Restaurants

With Que Chevere, Mike Petrovich is Going Back to His Puerto Rican Roots

He’s spreading the love of pernil and yellow rice.

9/15/22
3 min read
Que Chevere

“172 Delancey Street. Apartment 2D,” he rattles off over the phone, emphasizing the “D” of the address of where he grew up. “There was a diverse culture in this neighborhood like nowhere else. Originally it was a Jewish community and then came the invasion of us Puerto Ricans in the ’40s and ’50s like ‘West Side Story.’ It was a crazy time. I would just sit on our fire escape and watch people walk by and all that good stuff.” 

His father hails from Cabo Rojo on the southwestern side of Puerto Rico, his mother from San Juan. They met and fell in love in New York City and brought a little bit of their home to that Lower East Side apartment through food. 

“My mom was a pretty good cook,” Petrovich remembers. “She made pollo guisado, which is stewed chicken and rice and little bits of carrots and potatoes. The sauce, the sofrito, was the bomb.” 
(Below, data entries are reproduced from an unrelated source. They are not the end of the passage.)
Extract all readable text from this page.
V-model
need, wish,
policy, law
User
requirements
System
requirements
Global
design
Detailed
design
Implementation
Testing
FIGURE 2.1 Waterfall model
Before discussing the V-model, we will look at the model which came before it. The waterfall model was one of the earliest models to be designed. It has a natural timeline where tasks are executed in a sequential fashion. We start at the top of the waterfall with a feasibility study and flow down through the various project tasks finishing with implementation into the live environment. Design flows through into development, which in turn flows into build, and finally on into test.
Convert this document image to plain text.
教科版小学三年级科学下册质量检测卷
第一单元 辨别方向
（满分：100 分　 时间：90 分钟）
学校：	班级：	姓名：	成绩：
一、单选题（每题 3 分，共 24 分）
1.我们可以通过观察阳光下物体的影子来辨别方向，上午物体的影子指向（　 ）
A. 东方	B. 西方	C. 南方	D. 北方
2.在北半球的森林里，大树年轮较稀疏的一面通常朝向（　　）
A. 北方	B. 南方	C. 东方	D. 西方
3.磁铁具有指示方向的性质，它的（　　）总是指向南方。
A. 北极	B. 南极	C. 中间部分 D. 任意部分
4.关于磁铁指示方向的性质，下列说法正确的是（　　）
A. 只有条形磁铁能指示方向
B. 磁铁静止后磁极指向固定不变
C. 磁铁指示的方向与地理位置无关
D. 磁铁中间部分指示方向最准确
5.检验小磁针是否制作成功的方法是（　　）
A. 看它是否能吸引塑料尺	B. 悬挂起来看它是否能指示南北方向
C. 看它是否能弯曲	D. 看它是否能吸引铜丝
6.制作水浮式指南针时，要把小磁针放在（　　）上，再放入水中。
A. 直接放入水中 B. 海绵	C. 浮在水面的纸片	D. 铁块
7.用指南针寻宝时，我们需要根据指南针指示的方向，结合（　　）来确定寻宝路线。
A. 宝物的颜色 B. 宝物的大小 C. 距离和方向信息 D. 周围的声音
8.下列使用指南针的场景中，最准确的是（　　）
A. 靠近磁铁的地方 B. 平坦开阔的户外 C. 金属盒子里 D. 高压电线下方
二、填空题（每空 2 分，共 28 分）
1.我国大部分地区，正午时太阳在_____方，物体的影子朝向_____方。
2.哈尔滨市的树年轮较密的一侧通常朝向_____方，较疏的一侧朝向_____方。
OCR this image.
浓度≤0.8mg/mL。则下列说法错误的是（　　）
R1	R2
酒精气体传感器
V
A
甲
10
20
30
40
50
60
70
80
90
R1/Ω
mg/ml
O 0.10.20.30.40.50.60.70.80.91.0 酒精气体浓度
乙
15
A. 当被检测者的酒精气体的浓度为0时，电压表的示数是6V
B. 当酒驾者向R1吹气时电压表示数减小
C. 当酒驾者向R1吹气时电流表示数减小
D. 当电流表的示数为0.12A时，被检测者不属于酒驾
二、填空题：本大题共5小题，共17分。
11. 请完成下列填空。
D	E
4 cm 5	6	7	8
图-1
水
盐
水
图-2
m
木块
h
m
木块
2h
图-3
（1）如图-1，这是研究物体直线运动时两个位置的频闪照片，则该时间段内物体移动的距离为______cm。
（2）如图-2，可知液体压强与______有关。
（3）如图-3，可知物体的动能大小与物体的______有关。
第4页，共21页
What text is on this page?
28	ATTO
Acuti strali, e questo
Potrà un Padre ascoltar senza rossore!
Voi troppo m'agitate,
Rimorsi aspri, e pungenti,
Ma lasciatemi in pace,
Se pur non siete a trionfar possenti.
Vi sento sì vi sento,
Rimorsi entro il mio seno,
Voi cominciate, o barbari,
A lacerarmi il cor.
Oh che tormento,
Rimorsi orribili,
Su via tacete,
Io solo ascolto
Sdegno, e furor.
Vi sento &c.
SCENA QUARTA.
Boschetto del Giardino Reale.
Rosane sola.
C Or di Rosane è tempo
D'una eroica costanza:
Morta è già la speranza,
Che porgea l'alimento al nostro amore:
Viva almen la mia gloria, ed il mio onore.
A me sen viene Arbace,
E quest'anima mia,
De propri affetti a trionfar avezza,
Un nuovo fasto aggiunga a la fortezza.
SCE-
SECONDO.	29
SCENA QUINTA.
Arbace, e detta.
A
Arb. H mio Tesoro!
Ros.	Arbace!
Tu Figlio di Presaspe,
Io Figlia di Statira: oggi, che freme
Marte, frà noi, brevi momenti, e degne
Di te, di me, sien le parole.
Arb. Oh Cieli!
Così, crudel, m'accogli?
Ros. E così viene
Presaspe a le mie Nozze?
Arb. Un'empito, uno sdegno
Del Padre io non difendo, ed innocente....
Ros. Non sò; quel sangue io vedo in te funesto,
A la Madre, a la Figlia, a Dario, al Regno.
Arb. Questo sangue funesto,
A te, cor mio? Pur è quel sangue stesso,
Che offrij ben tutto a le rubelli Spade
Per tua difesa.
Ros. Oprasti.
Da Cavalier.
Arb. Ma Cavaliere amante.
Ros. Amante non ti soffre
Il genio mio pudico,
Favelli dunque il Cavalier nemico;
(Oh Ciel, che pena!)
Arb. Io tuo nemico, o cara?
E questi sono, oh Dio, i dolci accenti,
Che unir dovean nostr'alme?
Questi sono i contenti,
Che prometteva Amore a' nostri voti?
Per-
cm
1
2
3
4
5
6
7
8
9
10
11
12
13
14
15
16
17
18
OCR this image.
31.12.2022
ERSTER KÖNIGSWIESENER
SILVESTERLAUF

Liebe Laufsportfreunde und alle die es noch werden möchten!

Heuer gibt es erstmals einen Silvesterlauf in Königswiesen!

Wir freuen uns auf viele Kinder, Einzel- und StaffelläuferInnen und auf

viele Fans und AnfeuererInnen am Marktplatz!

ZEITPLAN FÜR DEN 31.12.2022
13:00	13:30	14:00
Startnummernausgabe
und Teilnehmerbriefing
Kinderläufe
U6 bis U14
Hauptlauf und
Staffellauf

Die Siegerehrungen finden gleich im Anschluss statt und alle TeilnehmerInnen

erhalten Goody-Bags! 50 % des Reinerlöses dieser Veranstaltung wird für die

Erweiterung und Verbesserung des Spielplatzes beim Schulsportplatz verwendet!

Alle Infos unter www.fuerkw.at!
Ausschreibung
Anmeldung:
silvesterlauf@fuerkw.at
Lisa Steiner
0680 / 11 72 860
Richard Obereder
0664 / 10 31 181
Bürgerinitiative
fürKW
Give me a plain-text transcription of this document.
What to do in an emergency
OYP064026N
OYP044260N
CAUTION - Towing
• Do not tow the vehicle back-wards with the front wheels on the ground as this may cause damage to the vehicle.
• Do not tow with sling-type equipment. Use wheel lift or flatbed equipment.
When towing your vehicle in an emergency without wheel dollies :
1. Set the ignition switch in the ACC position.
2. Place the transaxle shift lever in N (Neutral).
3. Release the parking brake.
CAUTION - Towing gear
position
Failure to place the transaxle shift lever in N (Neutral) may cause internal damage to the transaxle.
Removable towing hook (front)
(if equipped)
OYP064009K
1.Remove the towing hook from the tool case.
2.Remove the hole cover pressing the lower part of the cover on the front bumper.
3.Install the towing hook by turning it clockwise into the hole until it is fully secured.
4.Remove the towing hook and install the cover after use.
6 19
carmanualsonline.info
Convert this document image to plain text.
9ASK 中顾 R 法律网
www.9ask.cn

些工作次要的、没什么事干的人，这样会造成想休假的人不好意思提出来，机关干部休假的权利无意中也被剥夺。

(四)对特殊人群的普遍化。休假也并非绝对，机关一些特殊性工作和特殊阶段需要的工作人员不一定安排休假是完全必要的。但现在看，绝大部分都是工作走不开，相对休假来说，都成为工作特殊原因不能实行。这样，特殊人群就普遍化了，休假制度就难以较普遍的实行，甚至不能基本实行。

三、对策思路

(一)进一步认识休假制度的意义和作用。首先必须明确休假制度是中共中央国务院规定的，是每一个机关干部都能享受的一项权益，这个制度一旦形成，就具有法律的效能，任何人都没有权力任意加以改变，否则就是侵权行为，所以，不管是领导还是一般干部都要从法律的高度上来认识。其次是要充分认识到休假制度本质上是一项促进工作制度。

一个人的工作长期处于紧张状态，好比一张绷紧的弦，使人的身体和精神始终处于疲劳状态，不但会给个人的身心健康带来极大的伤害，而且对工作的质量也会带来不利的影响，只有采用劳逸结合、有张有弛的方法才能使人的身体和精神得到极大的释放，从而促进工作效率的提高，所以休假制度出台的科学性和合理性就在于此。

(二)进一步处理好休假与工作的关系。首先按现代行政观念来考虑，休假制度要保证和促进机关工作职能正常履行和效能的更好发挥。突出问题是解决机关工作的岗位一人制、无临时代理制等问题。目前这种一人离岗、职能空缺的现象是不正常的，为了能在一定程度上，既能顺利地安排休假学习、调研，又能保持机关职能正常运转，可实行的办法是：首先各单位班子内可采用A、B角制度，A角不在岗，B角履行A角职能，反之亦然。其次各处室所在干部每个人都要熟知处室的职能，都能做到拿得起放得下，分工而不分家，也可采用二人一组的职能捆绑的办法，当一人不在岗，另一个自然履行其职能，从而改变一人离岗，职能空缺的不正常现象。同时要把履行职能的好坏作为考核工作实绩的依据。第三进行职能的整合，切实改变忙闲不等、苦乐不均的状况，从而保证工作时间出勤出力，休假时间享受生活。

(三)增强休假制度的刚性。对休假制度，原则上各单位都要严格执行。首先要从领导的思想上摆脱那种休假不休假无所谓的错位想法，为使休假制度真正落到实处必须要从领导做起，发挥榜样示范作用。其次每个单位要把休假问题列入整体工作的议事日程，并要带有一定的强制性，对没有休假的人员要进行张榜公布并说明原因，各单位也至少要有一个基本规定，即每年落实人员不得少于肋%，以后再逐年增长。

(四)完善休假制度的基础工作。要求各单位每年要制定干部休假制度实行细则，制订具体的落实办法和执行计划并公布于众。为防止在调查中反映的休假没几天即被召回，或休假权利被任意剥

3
But he didn’t return to that sofrito recipe until years later, after he served in the Marine Corps, started a family, and was working in the music industry. He noticed the Puerto Rican staples he ate as a kid in the Lower East Side were slowly disappearing, like the cuchifritos spot that doled out pastelillos, fried pockets of yucca stuffed with beef. He loved the pernil his father-in-law, Manuel Chevere, made: making little cuts into a pork shoulder; rubbing the sofrito all over it so it’s fragrant with garlic, onions, and peppers; letting the whole thing marinate overnight; then roasting it for eight hours the next day until it “just shreds,” Petrovich remembers. “We got together for parties just because he cooked the pork.” 

"“We didn’t close [during the pandemic]. My chef is still with me. We got some PPP money. I got lucky.” 

His wife suggested he start his own restaurant. Initially he was hesitant. 

“She said, ‘You can name it after my father, Manuel Chevere.’ I said, ‘No one is going to a restaurant called Manuel Chevere,’” he remembers with a laugh. “But people will go to Que Chevere, which means ‘how fantastic.’ I went to LegalZoom and made it.” 

In 2018, Que Chevere began as a catering company, mainly for his employer, but he wanted to become a more official operation with a brick-and-mortar shop. He ended up at The Market Line, a food hall in the Lower East Side, and opened for business in November 2019. 

“Three months before COVID,” Petrovich says. “We didn’t close. My chef is still with me. We got some PPP money. I got lucky.” 

Today, Que Chevere is still going strong, and with a new location in the Financial District. Relying on the recipes of his wife, mother, and in-laws and the expertise of his chef Maro Gjurasic, the restaurant is conjuring the Lower East Side Petrovich grew up with. They make the pernil the same way his father-in-law did and the pastelillos he missed, and they’re also trying their own riffs. 

“Yellow rice is usually cooked with pork fat, but we don’t do that. Maro makes it just as good without it,” Petrovich says. “One time, I saw a guy sitting with his wife and staring off into space after eating it. She was like, ‘He is having a moment.’ I get this all the time.”